その時頭上でボコッっと言う鈍い音がした。

「はぐぁ!?」

そして、ヘリオは間抜けな声を上げて地面に倒れてしまったよ。
どうやらクリーダがヘリオに石を投げつけたらしい。今回の勝者はクリーダと言う事になるのかな?


「全く…油断も隙もないですね」

「ふぅー、参った参った」

降参のポーズをしているヘリオの横で、クリーダが腰に手をあてて怒ってる。


『わからないんにゃん』

「ん?なにが?」

あたしはヘリオが悉く地面の情報とは違う位置に居た事と、最後にヘリオを見失った事が不思議でならなかった。
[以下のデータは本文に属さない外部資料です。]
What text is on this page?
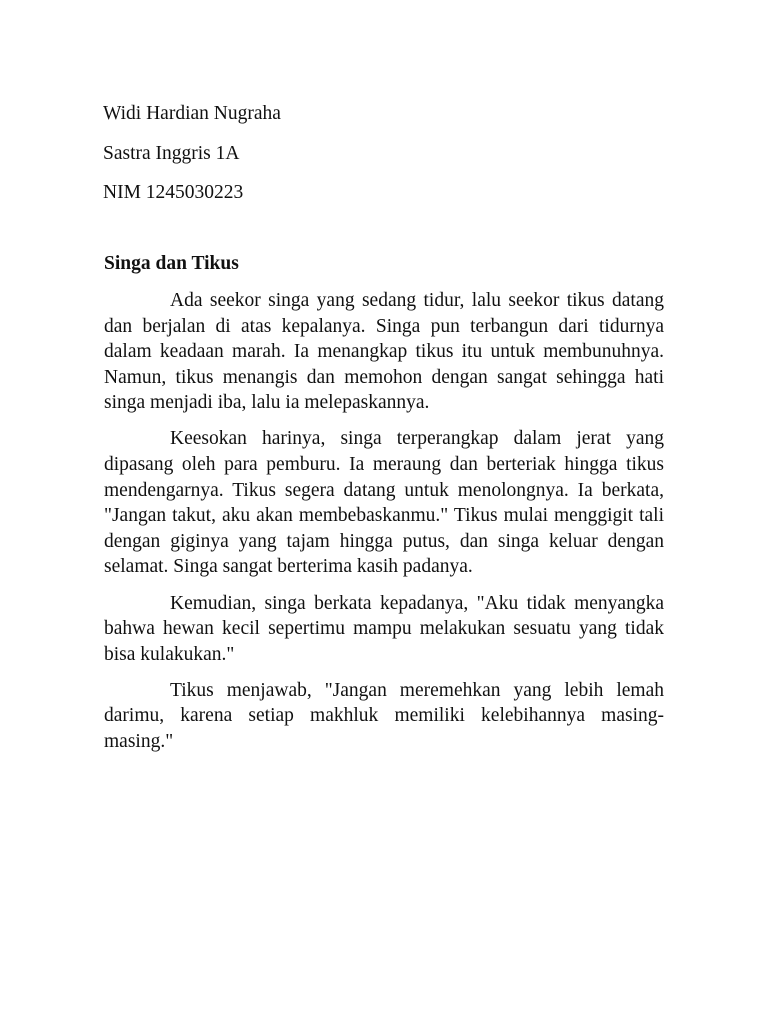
Widi Hardian Nugraha
Sastra Inggris 1A
NIM 1245030223
Singa dan Tikus

Ada seekor singa yang sedang tidur, lalu seekor tikus datang dan berjalan di atas kepalanya. Singa pun terbangun dari tidurnya dalam keadaan marah. Ia menangkap tikus itu untuk membunuhnya. Namun, tikus menangis dan memohon dengan sangat sehingga hati singa menjadi iba, lalu ia melepaskannya.

Keesokan harinya, singa terperangkap dalam jerat yang dipasang oleh para pemburu. Ia meraung dan berteriak hingga tikus mendengarnya. Tikus segera datang untuk menolongnya. Ia berkata, "Jangan takut, aku akan membebaskanmu." Tikus mulai menggigit tali dengan giginya yang tajam hingga putus, dan singa keluar dengan selamat. Singa sangat berterima kasih padanya.

Kemudian, singa berkata kepadanya, "Aku tidak menyangka bahwa hewan kecil sepertimu mampu melakukan sesuatu yang tidak bisa kulakukan."

Tikus menjawab, "Jangan meremehkan yang lebih lemah darimu, karena setiap makhluk memiliki kelebihannya masing-masing."
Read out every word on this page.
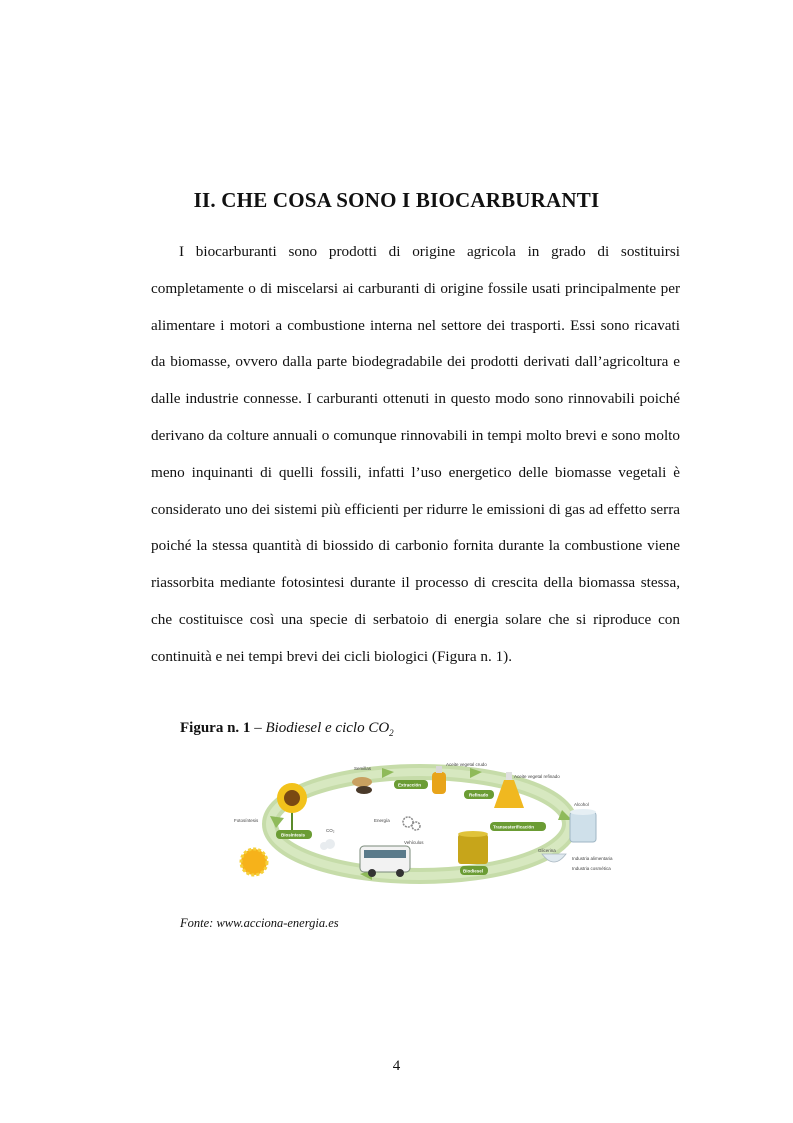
II. CHE COSA SONO I BIOCARBURANTI

I biocarburanti sono prodotti di origine agricola in grado di sostituirsi completamente o di miscelarsi ai carburanti di origine fossile usati principalmente per alimentare i motori a combustione interna nel settore dei trasporti. Essi sono ricavati da biomasse, ovvero dalla parte biodegradabile dei prodotti derivati dall’agricoltura e dalle industrie connesse. I carburanti ottenuti in questo modo sono rinnovabili poiché derivano da colture annuali o comunque rinnovabili in tempi molto brevi e sono molto meno inquinanti di quelli fossili, infatti l’uso energetico delle biomasse vegetali è considerato uno dei sistemi più efficienti per ridurre le emissioni di gas ad effetto serra poiché la stessa quantità di biossido di carbonio fornita durante la combustione viene riassorbita mediante fotosintesi durante il processo di crescita della biomassa stessa, che costituisce così una specie di serbatoio di energia solare che si riproduce con continuità e nei tempi brevi dei cicli biologici (Figura n. 1).

Figura n. 1 – Biodiesel e ciclo $CO_2$
Semillas
Extracción
Aceite vegetal crudo
Refinado
Aceite vegetal refinado
Alcohol
Fotosíntesis
Biosíntesis
CO₂
Energía
Vehículos
Transesterificación
Biodiesel
Glicerina
Industria alimentaria
Industria cosmética
Fonte: www.acciona-energia.es
4
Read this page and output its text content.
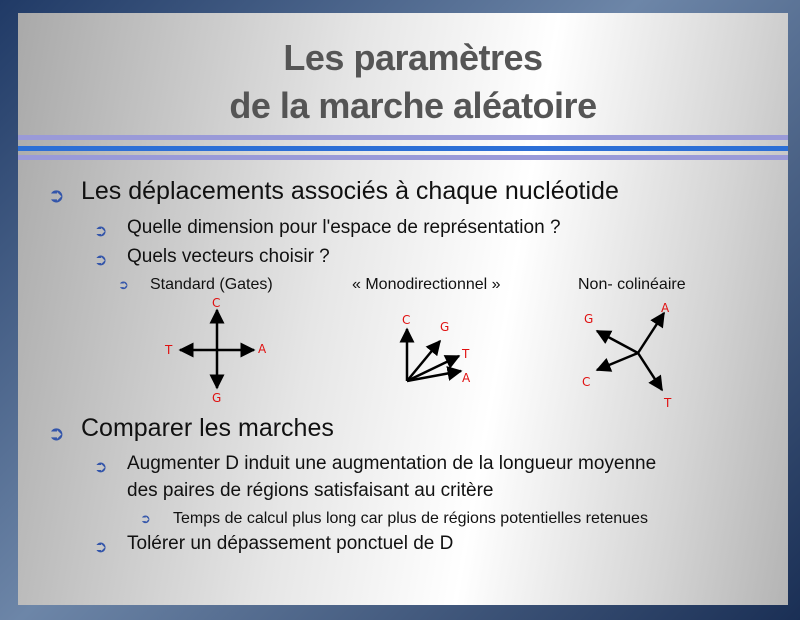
Les paramètres
de la marche aléatoire
➲ Les déplacements associés à chaque nucléotide
➲ Quelle dimension pour l'espace de représentation ?
➲ Quels vecteurs choisir ?
➲ Standard (Gates)	« Monodirectionnel »	Non- colinéaire
C
T	A
G
C G
T
A
G
A
C
T
➲ Comparer les marches
➲ Augmenter D induit une augmentation de la longueur moyenne
des paires de régions satisfaisant au critère
➲ Temps de calcul plus long car plus de régions potentielles retenues
➲ Tolérer un dépassement ponctuel de D
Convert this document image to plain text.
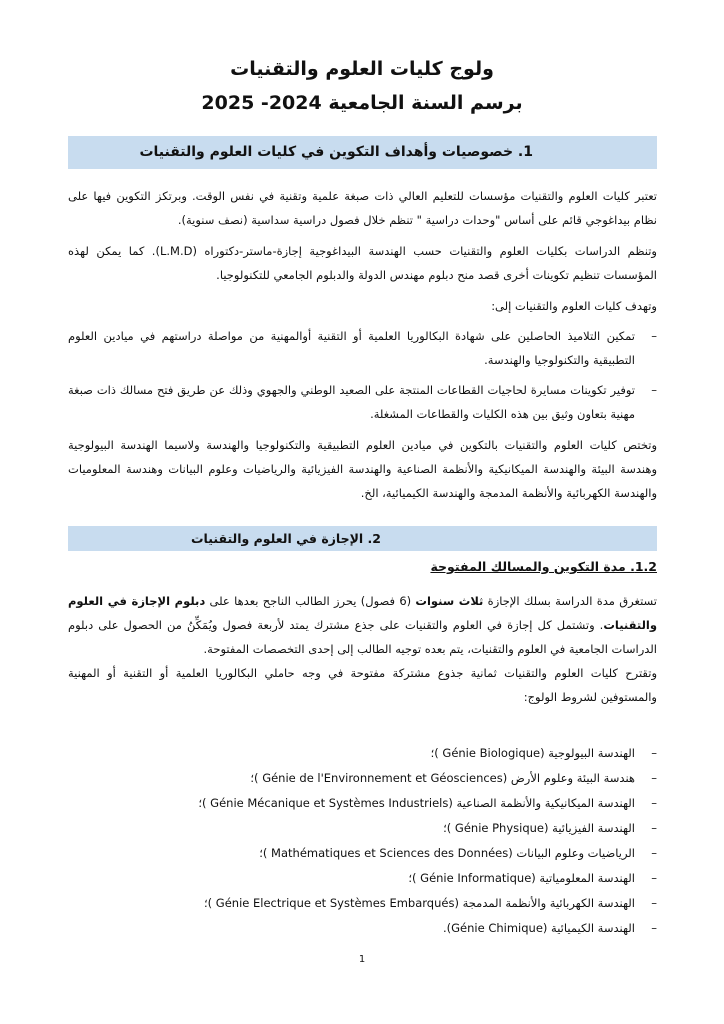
ولوج كليات العلوم والتقنيات
برسم السنة الجامعية 2024- 2025
1. خصوصيات وأهداف التكوين في كليات العلوم والتقنيات

تعتبر كليات العلوم والتقنيات مؤسسات للتعليم العالي ذات صبغة علمية وتقنية في نفس الوقت. وبرتكز التكوين فيها على نظام بيداغوجي قائم على أساس "وحدات دراسية " تنظم خلال فصول دراسية سداسية (نصف سنوية).

وتنظم الدراسات بكليات العلوم والتقنيات حسب الهندسة البيداغوجية إجازة-ماستر-دكتوراه (L.M.D). كما يمكن لهذه المؤسسات تنظيم تكوينات أخرى قصد منح دبلوم مهندس الدولة والدبلوم الجامعي للتكنولوجيا.

وتهدف كليات العلوم والتقنيات إلى:

–
تمكين التلاميذ الحاصلين على شهادة البكالوريا العلمية أو التقنية أوالمهنية من مواصلة دراستهم في ميادين العلوم التطبيقية والتكنولوجيا والهندسة.
–
توفير تكوينات مسايرة لحاجيات القطاعات المنتجة على الصعيد الوطني والجهوي وذلك عن طريق فتح مسالك ذات صبغة مهنية بتعاون وثيق بين هذه الكليات والقطاعات المشغلة.

وتختص كليات العلوم والتقنيات بالتكوين في ميادين العلوم التطبيقية والتكنولوجيا والهندسة ولاسيما الهندسة البيولوجية وهندسة البيئة والهندسة الميكانيكية والأنظمة الصناعية والهندسة الفيزيائية والرياضيات وعلوم البيانات وهندسة المعلوميات والهندسة الكهربائية والأنظمة المدمجة والهندسة الكيميائية، الخ.

2. الإجازة في العلوم والتقنيات
1.2. مدة التكوين والمسالك المفتوحة

تستغرق مدة الدراسة بسلك الإجازة ثلاث سنوات (6 فصول) يحرز الطالب الناجح بعدها على دبلوم الإجازة في العلوم والتقنيات. وتشتمل كل إجازة في العلوم والتقنيات على جذع مشترك يمتد لأربعة فصول ويُمَكِّنُ من الحصول على دبلوم الدراسات الجامعية في العلوم والتقنيات، يتم بعده توجيه الطالب إلى إحدى التخصصات المفتوحة.

وتقترح كليات العلوم والتقنيات ثمانية جذوع مشتركة مفتوحة في وجه حاملي البكالوريا العلمية أو التقنية أو المهنية والمستوفين لشروط الولوج:

–
الهندسة البيولوجية (Génie Biologique )؛
–
هندسة البيئة وعلوم الأرض (Génie de l'Environnement et Géosciences )؛
–
الهندسة الميكانيكية والأنظمة الصناعية (Génie Mécanique et Systèmes Industriels )؛
–
الهندسة الفيزيائية (Génie Physique )؛
–
الرياضيات وعلوم البيانات (Mathématiques et Sciences des Données )؛
–
الهندسة المعلومياتية (Génie Informatique )؛
–
الهندسة الكهربائية والأنظمة المدمجة (Génie Electrique et Systèmes Embarqués )؛
–
الهندسة الكيميائية (Génie Chimique).
1
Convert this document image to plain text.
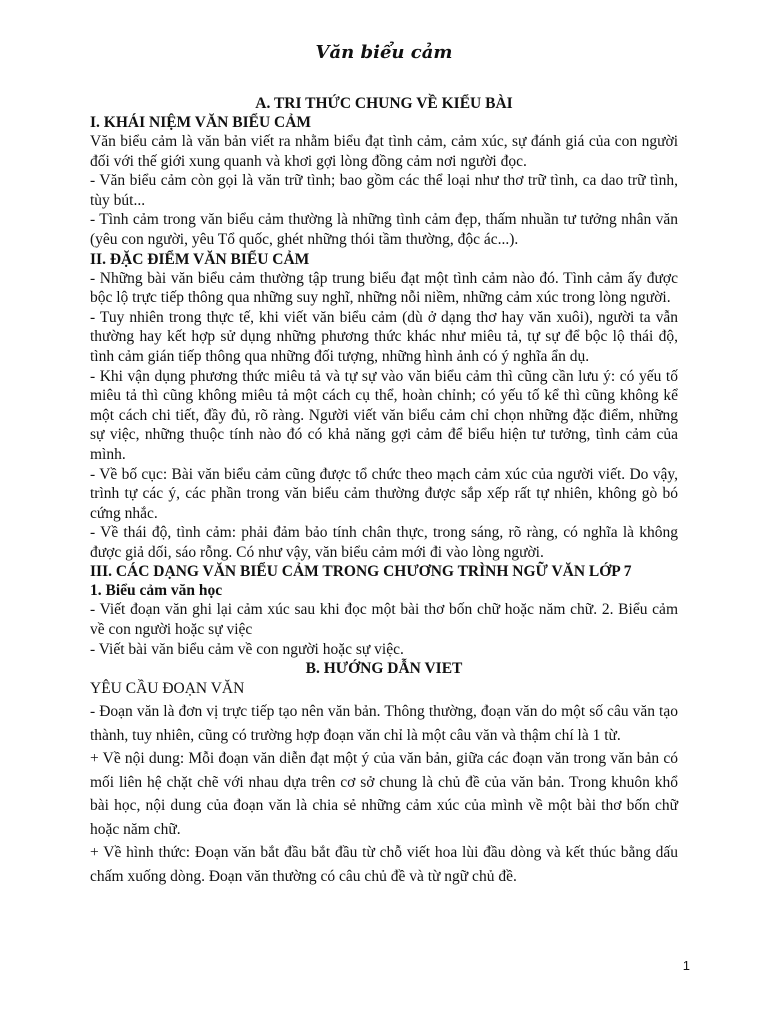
Văn biểu cảm
A. TRI THỨC CHUNG VỀ KIỂU BÀI
I. KHÁI NIỆM VĂN BIỂU CẢM

Văn biểu cảm là văn bản viết ra nhằm biểu đạt tình cảm, cảm xúc, sự đánh giá của con người đối với thế giới xung quanh và khơi gợi lòng đồng cảm nơi người đọc.

- Văn biểu cảm còn gọi là văn trữ tình; bao gồm các thể loại như thơ trữ tình, ca dao trữ tình, tùy bút...

- Tình cảm trong văn biểu cảm thường là những tình cảm đẹp, thấm nhuần tư tưởng nhân văn (yêu con người, yêu Tổ quốc, ghét những thói tầm thường, độc ác...).

II. ĐẶC ĐIỂM VĂN BIỂU CẢM

- Những bài văn biểu cảm thường tập trung biểu đạt một tình cảm nào đó. Tình cảm ấy được bộc lộ trực tiếp thông qua những suy nghĩ, những nỗi niềm, những cảm xúc trong lòng người.

- Tuy nhiên trong thực tế, khi viết văn biểu cảm (dù ở dạng thơ hay văn xuôi), người ta vẫn thường hay kết hợp sử dụng những phương thức khác như miêu tả, tự sự để bộc lộ thái độ, tình cảm gián tiếp thông qua những đối tượng, những hình ảnh có ý nghĩa ẩn dụ.

- Khi vận dụng phương thức miêu tả và tự sự vào văn biểu cảm thì cũng cần lưu ý: có yếu tố miêu tả thì cũng không miêu tả một cách cụ thể, hoàn chỉnh; có yếu tố kể thì cũng không kể một cách chi tiết, đầy đủ, rõ ràng. Người viết văn biểu cảm chỉ chọn những đặc điểm, những sự việc, những thuộc tính nào đó có khả năng gợi cảm để biểu hiện tư tưởng, tình cảm của mình.

- Về bố cục: Bài văn biểu cảm cũng được tổ chức theo mạch cảm xúc của người viết. Do vậy, trình tự các ý, các phần trong văn biểu cảm thường được sắp xếp rất tự nhiên, không gò bó cứng nhắc.

- Về thái độ, tình cảm: phải đảm bảo tính chân thực, trong sáng, rõ ràng, có nghĩa là không được giả dối, sáo rỗng. Có như vậy, văn biểu cảm mới đi vào lòng người.

III. CÁC DẠNG VĂN BIỂU CẢM TRONG CHƯƠNG TRÌNH NGỮ VĂN LỚP 7
1. Biểu cảm văn học

- Viết đoạn văn ghi lại cảm xúc sau khi đọc một bài thơ bốn chữ hoặc năm chữ. 2. Biểu cảm về con người hoặc sự việc

- Viết bài văn biểu cảm về con người hoặc sự việc.

B. HƯỚNG DẪN VIET
YÊU CẦU ĐOẠN VĂN

- Đoạn văn là đơn vị trực tiếp tạo nên văn bản. Thông thường, đoạn văn do một số câu văn tạo thành, tuy nhiên, cũng có trường hợp đoạn văn chỉ là một câu văn và thậm chí là 1 từ.

+ Về nội dung: Mỗi đoạn văn diễn đạt một ý của văn bản, giữa các đoạn văn trong văn bản có mối liên hệ chặt chẽ với nhau dựa trên cơ sở chung là chủ đề của văn bản. Trong khuôn khổ bài học, nội dung của đoạn văn là chia sẻ những cảm xúc của mình về một bài thơ bốn chữ hoặc năm chữ.

+ Về hình thức: Đoạn văn bắt đầu bắt đầu từ chỗ viết hoa lùi đầu dòng và kết thúc bằng dấu chấm xuống dòng. Đoạn văn thường có câu chủ đề và từ ngữ chủ đề.

1
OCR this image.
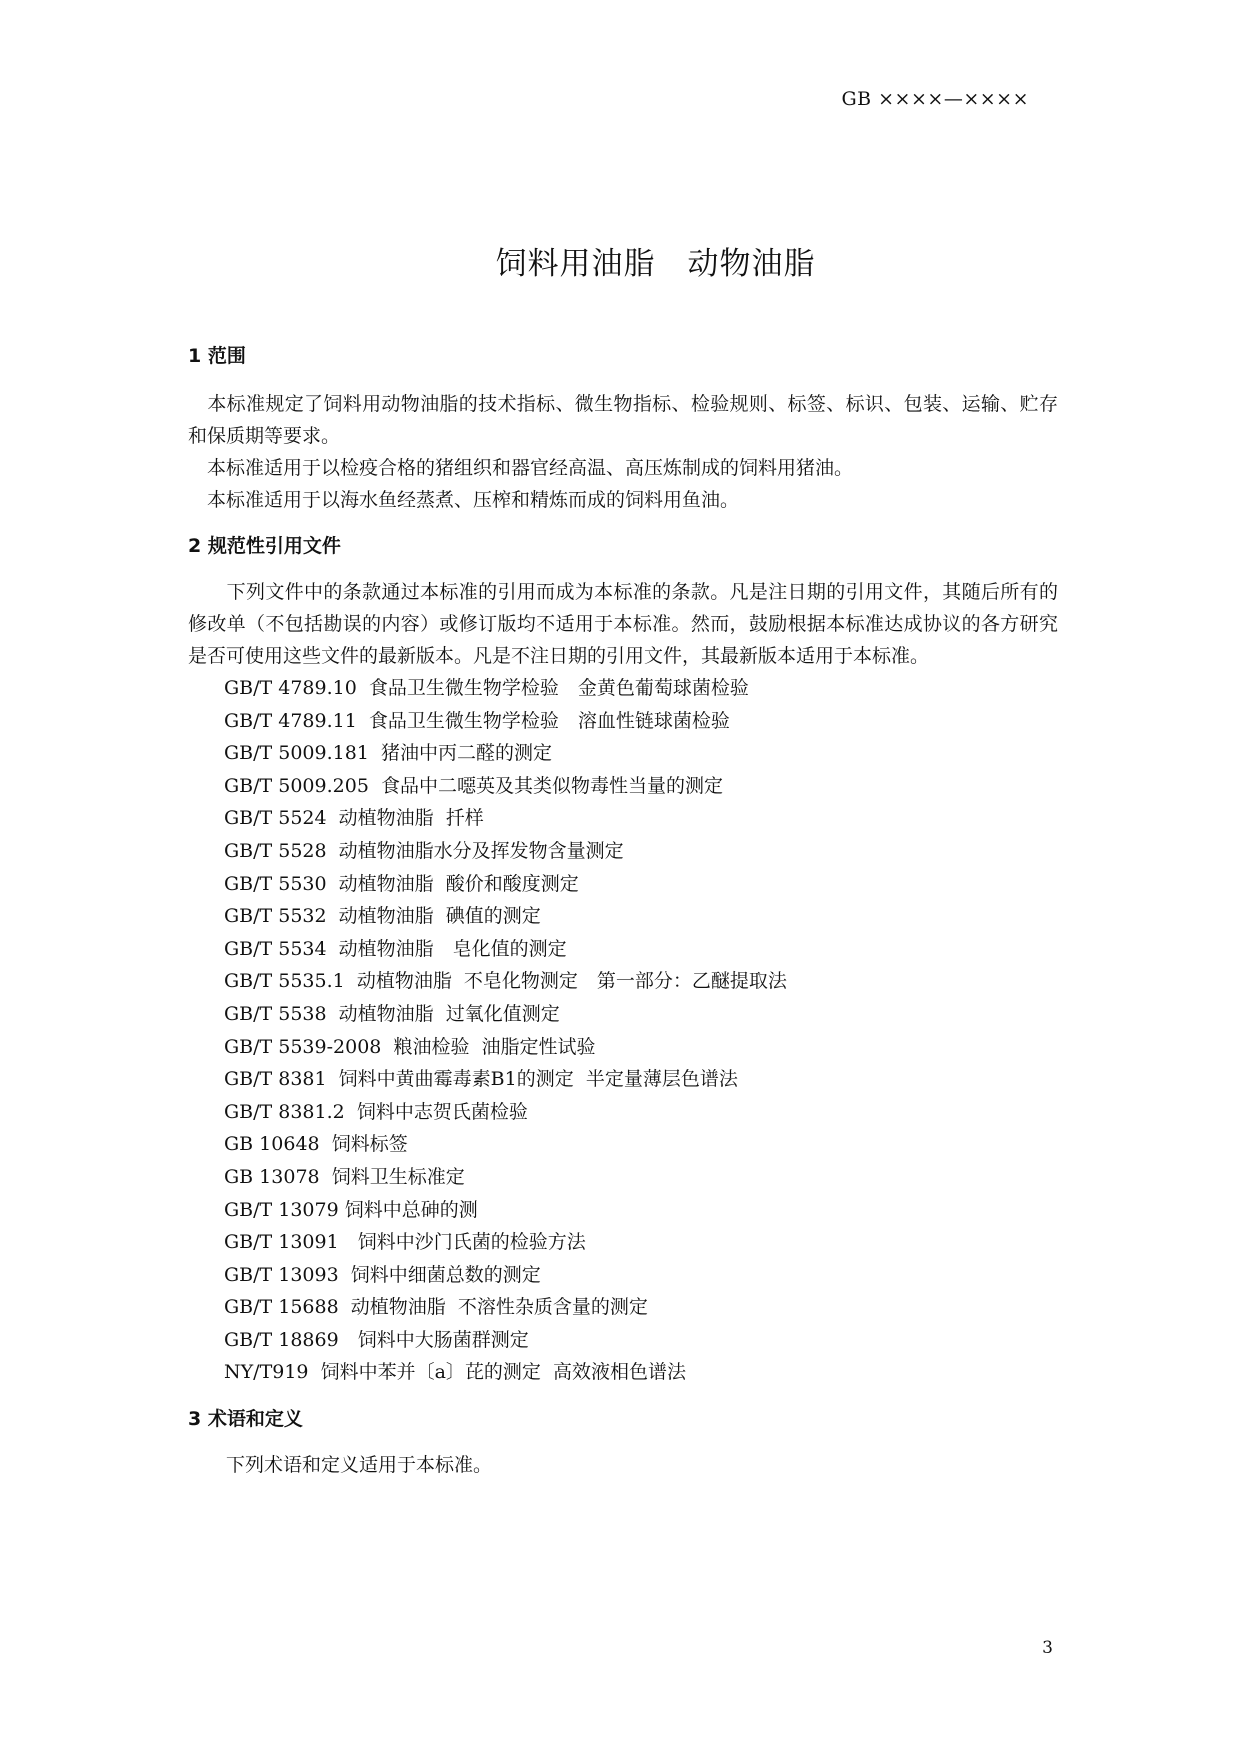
GB ××××—××××
饲料用油脂　动物油脂
1 范围

　本标准规定了饲料用动物油脂的技术指标、微生物指标、检验规则、标签、标识、包装、运输、贮存和保质期等要求。

　本标准适用于以检疫合格的猪组织和器官经高温、高压炼制成的饲料用猪油。

　本标准适用于以海水鱼经蒸煮、压榨和精炼而成的饲料用鱼油。

2 规范性引用文件

　　下列文件中的条款通过本标准的引用而成为本标准的条款。凡是注日期的引用文件，其随后所有的修改单（不包括勘误的内容）或修订版均不适用于本标准。然而，鼓励根据本标准达成协议的各方研究是否可使用这些文件的最新版本。凡是不注日期的引用文件，其最新版本适用于本标准。

GB/T 4789.10  食品卫生微生物学检验　金黄色葡萄球菌检验
GB/T 4789.11  食品卫生微生物学检验　溶血性链球菌检验
GB/T 5009.181  猪油中丙二醛的测定
GB/T 5009.205  食品中二噁英及其类似物毒性当量的测定
GB/T 5524  动植物油脂  扦样
GB/T 5528  动植物油脂水分及挥发物含量测定
GB/T 5530  动植物油脂  酸价和酸度测定
GB/T 5532  动植物油脂  碘值的测定
GB/T 5534  动植物油脂　皂化值的测定
GB/T 5535.1  动植物油脂  不皂化物测定　第一部分：乙醚提取法
GB/T 5538  动植物油脂  过氧化值测定
GB/T 5539-2008  粮油检验  油脂定性试验
GB/T 8381  饲料中黄曲霉毒素B1的测定  半定量薄层色谱法
GB/T 8381.2  饲料中志贺氏菌检验
GB 10648  饲料标签
GB 13078  饲料卫生标准定
GB/T 13079 饲料中总砷的测
GB/T 13091　饲料中沙门氏菌的检验方法
GB/T 13093  饲料中细菌总数的测定
GB/T 15688  动植物油脂  不溶性杂质含量的测定
GB/T 18869　饲料中大肠菌群测定
NY/T919  饲料中苯并〔a〕芘的测定  高效液相色谱法
3 术语和定义

　　下列术语和定义适用于本标准。

3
だからその理由をヘリオに聞いてみたんだ。


「あー、位置をずらしたのは目の錯覚を利用したんだ
 まだ動いてないって錯覚をさせて、実は移動してたら当然位置がずれるだろ?」

『あたしは地面からの情報も使ってたんだ、
 目の錯覚だけじゃあんなにはズレないと思うんにゃん』

「そんなの、地面の情報を使ってるって分かれば簡単に騙せるだろ?」

『知ってたのかんにゃん!?』

「そりゃぁ、お前の反応の仕方とか見てれば分かるさ、
 目や耳だけじゃなく何か他の情報も使ってるなって
 それが地面という事ならお前の魔法の使い方でバレバレだ」

『そうだったんだ…
 じゃぁ、最後に見失ったのはなんでだんにゃん?』

「お前全然気が付いてないのか?」

ヘリオはビックリした様な顔であたしを見て言ったよ。


『ムカッ!わかんないから聞いてるんだんにゃんッ!』

「なら教えてやるさ、お前の地面レーダーな
 ごく至近距離はすっぽり抜けてるんだよ」

『あ…』

言われてみてやっと分かった、地面レーダーはあたしの足周辺にはかかってないんだ。
だってあたしの足までがレーダーにひっかかってたら、瞬間的には分かりにくいから除外してあったんだ。